The crowd cheered, and up came the chant: “San-dro... San-dro...”
Blythe knew what it felt like to be Inglorious, and it reminded her how easily Sandro could have killed her, or her beautiful boy.
“Can we go?” Logan said.
“Not yet, honey.”
Any moment now, Inglorious would tap, or black out. But for some reason Sandro released him. Both men jumped up and faced off again. Boos erupted at Sandro for not finishing the job. Why would he do that? Blythe wondered. He never gave his opponents a break.
Sandro’s feet planted. He looked right at Blythe and winked, doing nothing when Inglorious threw a right hook that connected solidly against his jaw. The crowd moaned with the impact.

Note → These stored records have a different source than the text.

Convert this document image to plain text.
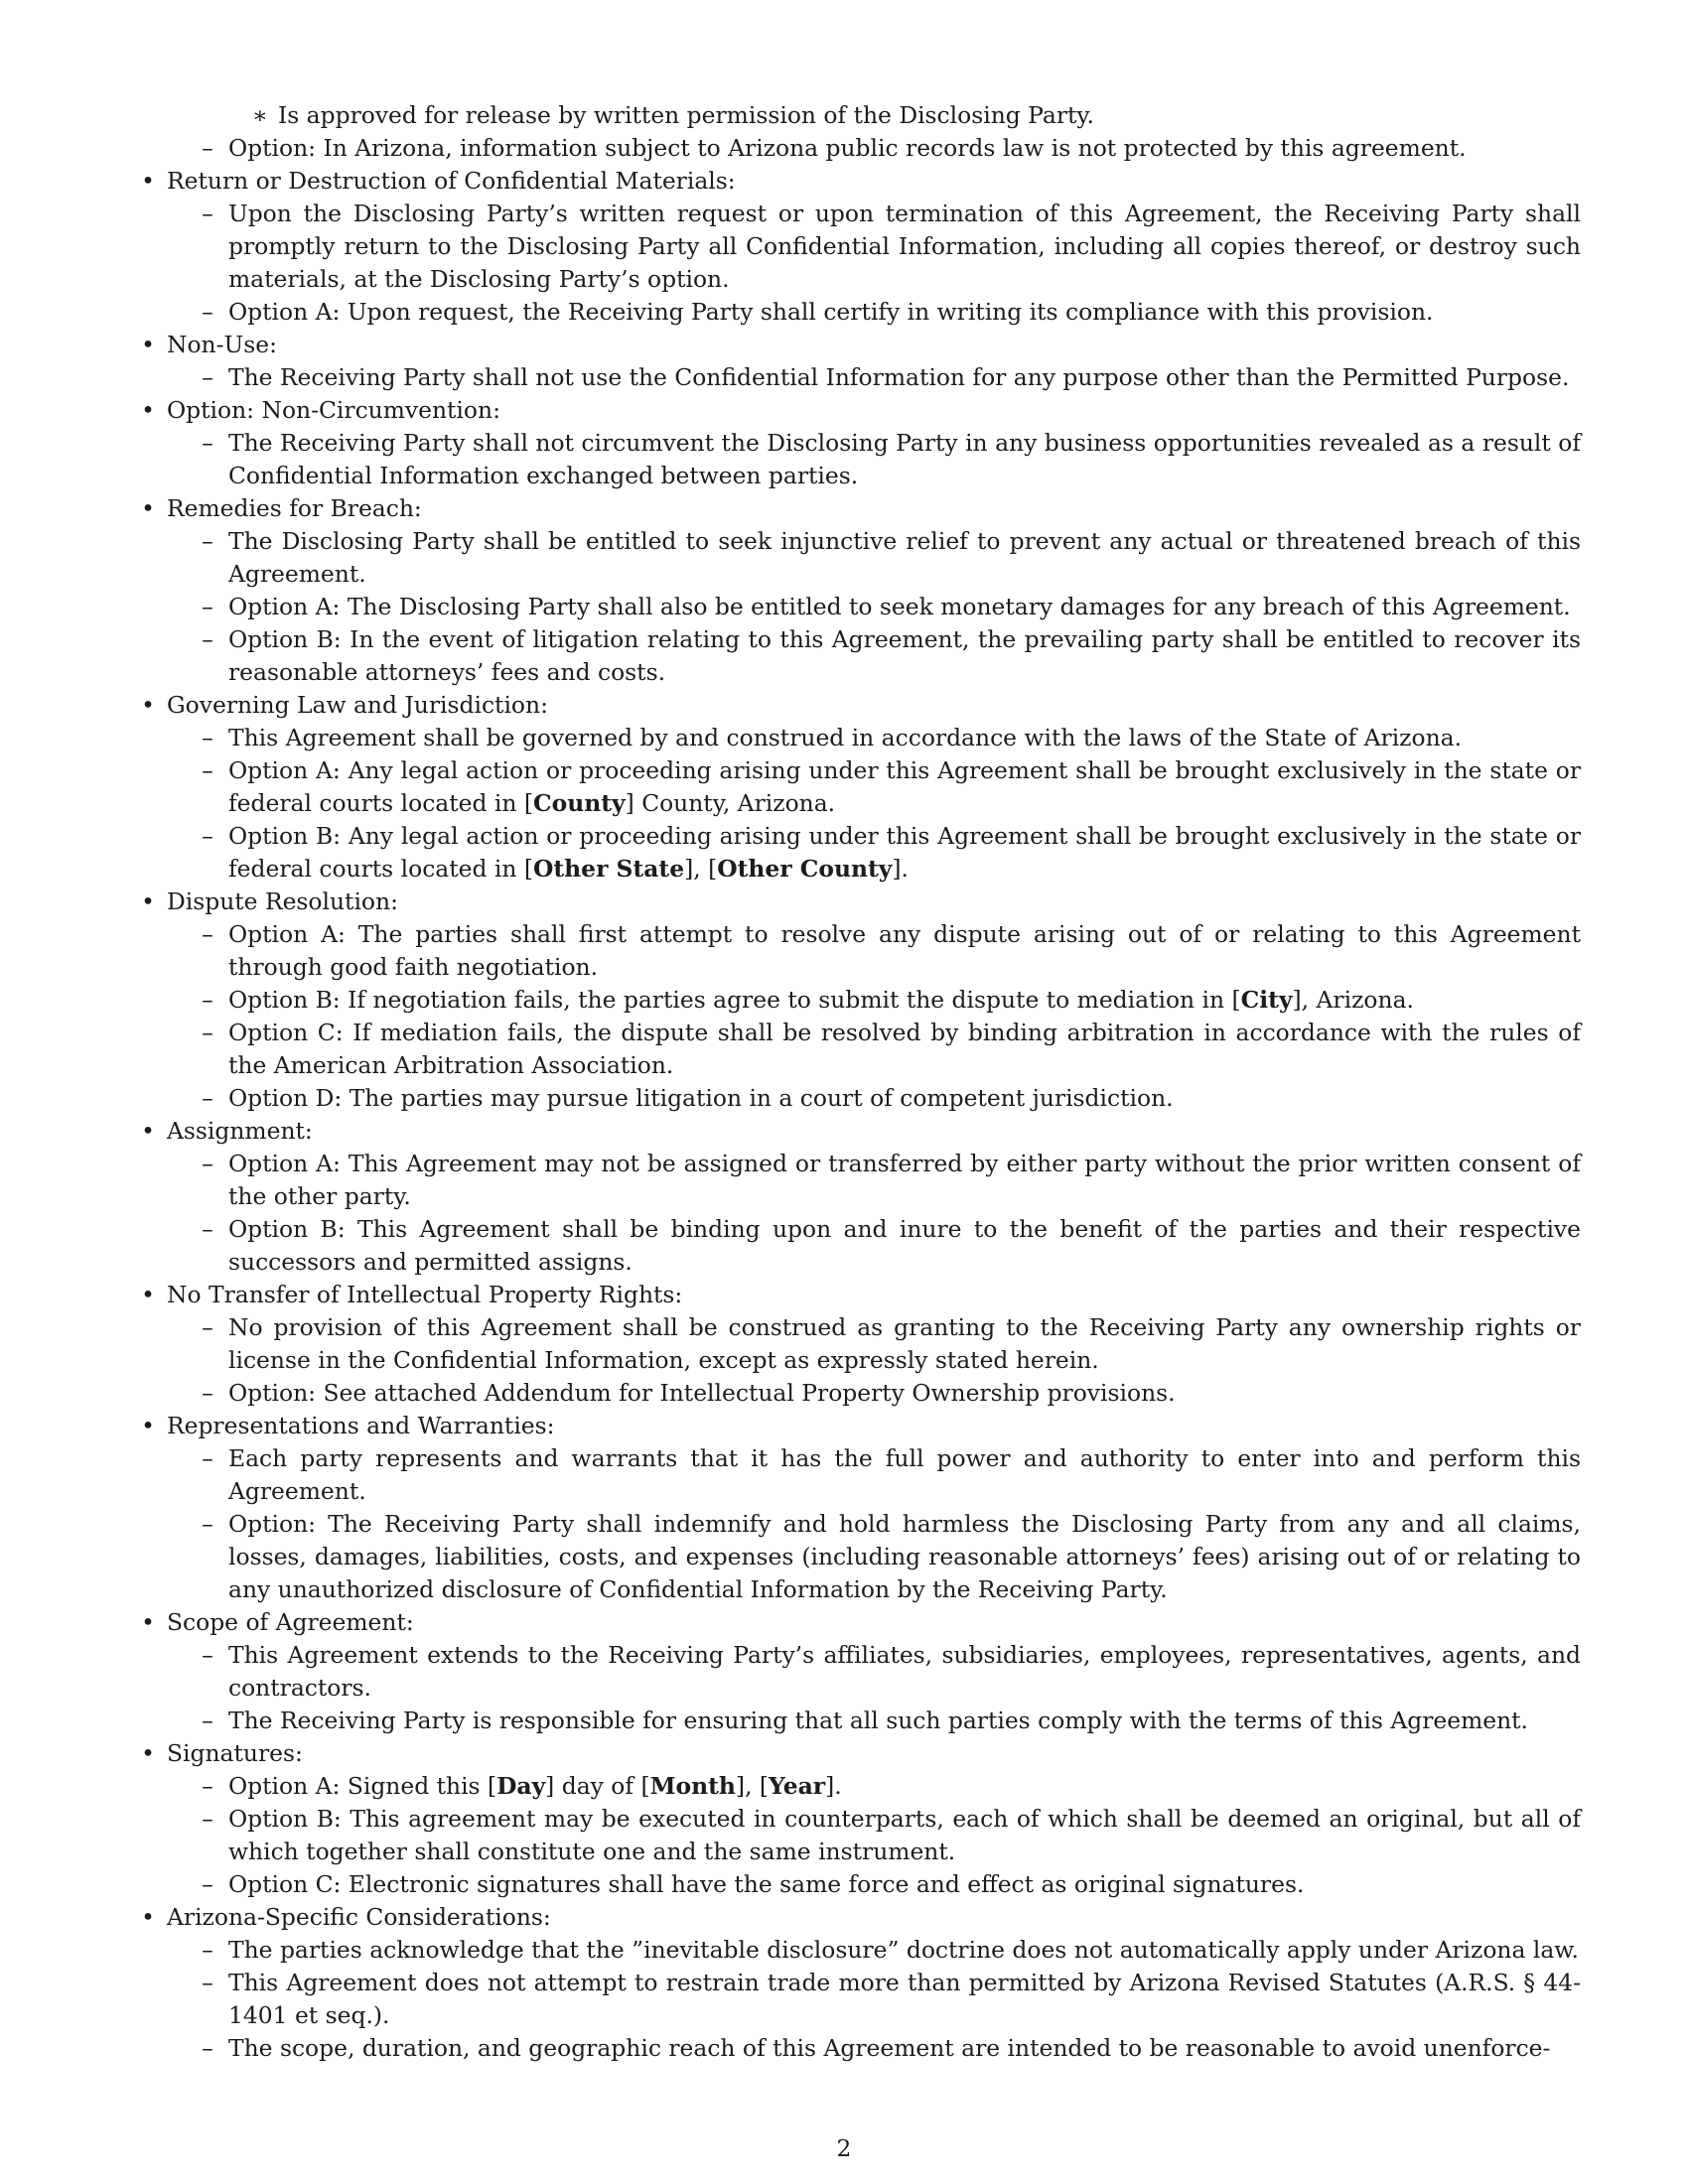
∗ Is approved for release by written permission of the Disclosing Party.
– Option: In Arizona, information subject to Arizona public records law is not protected by this agreement.
• Return or Destruction of Confidential Materials:
– Upon the Disclosing Party’s written request or upon termination of this Agreement, the Receiving Party shall promptly return to the Disclosing Party all Confidential Information, including all copies thereof, or destroy such materials, at the Disclosing Party’s option.
– Option A: Upon request, the Receiving Party shall certify in writing its compliance with this provision.
• Non-Use:
– The Receiving Party shall not use the Confidential Information for any purpose other than the Permitted Purpose.
• Option: Non-Circumvention:
– The Receiving Party shall not circumvent the Disclosing Party in any business opportunities revealed as a result of Confidential Information exchanged between parties.
• Remedies for Breach:
– The Disclosing Party shall be entitled to seek injunctive relief to prevent any actual or threatened breach of this Agreement.
– Option A: The Disclosing Party shall also be entitled to seek monetary damages for any breach of this Agreement.
– Option B: In the event of litigation relating to this Agreement, the prevailing party shall be entitled to recover its reasonable attorneys’ fees and costs.
• Governing Law and Jurisdiction:
– This Agreement shall be governed by and construed in accordance with the laws of the State of Arizona.
– Option A: Any legal action or proceeding arising under this Agreement shall be brought exclusively in the state or federal courts located in [County] County, Arizona.
– Option B: Any legal action or proceeding arising under this Agreement shall be brought exclusively in the state or federal courts located in [Other State], [Other County].
• Dispute Resolution:
– Option A: The parties shall first attempt to resolve any dispute arising out of or relating to this Agreement through good faith negotiation.
– Option B: If negotiation fails, the parties agree to submit the dispute to mediation in [City], Arizona.
– Option C: If mediation fails, the dispute shall be resolved by binding arbitration in accordance with the rules of the American Arbitration Association.
– Option D: The parties may pursue litigation in a court of competent jurisdiction.
• Assignment:
– Option A: This Agreement may not be assigned or transferred by either party without the prior written consent of the other party.
– Option B: This Agreement shall be binding upon and inure to the benefit of the parties and their respective successors and permitted assigns.
• No Transfer of Intellectual Property Rights:
– No provision of this Agreement shall be construed as granting to the Receiving Party any ownership rights or license in the Confidential Information, except as expressly stated herein.
– Option: See attached Addendum for Intellectual Property Ownership provisions.
• Representations and Warranties:
– Each party represents and warrants that it has the full power and authority to enter into and perform this Agreement.
– Option: The Receiving Party shall indemnify and hold harmless the Disclosing Party from any and all claims, losses, damages, liabilities, costs, and expenses (including reasonable attorneys’ fees) arising out of or relating to any unauthorized disclosure of Confidential Information by the Receiving Party.
• Scope of Agreement:
– This Agreement extends to the Receiving Party’s affiliates, subsidiaries, employees, representatives, agents, and contractors.
– The Receiving Party is responsible for ensuring that all such parties comply with the terms of this Agreement.
• Signatures:
– Option A: Signed this [Day] day of [Month], [Year].
– Option B: This agreement may be executed in counterparts, each of which shall be deemed an original, but all of which together shall constitute one and the same instrument.
– Option C: Electronic signatures shall have the same force and effect as original signatures.
• Arizona-Specific Considerations:
– The parties acknowledge that the ”inevitable disclosure” doctrine does not automatically apply under Arizona law.
– This Agreement does not attempt to restrain trade more than permitted by Arizona Revised Statutes (A.R.S. § 44-1401 et seq.).
– The scope, duration, and geographic reach of this Agreement are intended to be reasonable to avoid unenforce-
2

Inglorious went on throwing hooks, uppercuts, elbows to the face, knees to the body. Almost everything landed, the crowd roaring. Yet Sandro, staggered, one eye badly cut, threw nothing back.
Boos and jeers. Plastic beer bottles struck the cage.
The fighters stood slightly apart now, gathering their breath.
Sandro dropped his hands again and stood, as if waiting for a bus.
Reflexively, Blythe shot to her feet. “What the fuck, Sandro!?” she shouted through her hands. Others nearby stood and repeated, “What the fuck! What the fuck!” and soon, the whole arena joined, even Logan. Blythe’s body vibrated with the energy of the crowd.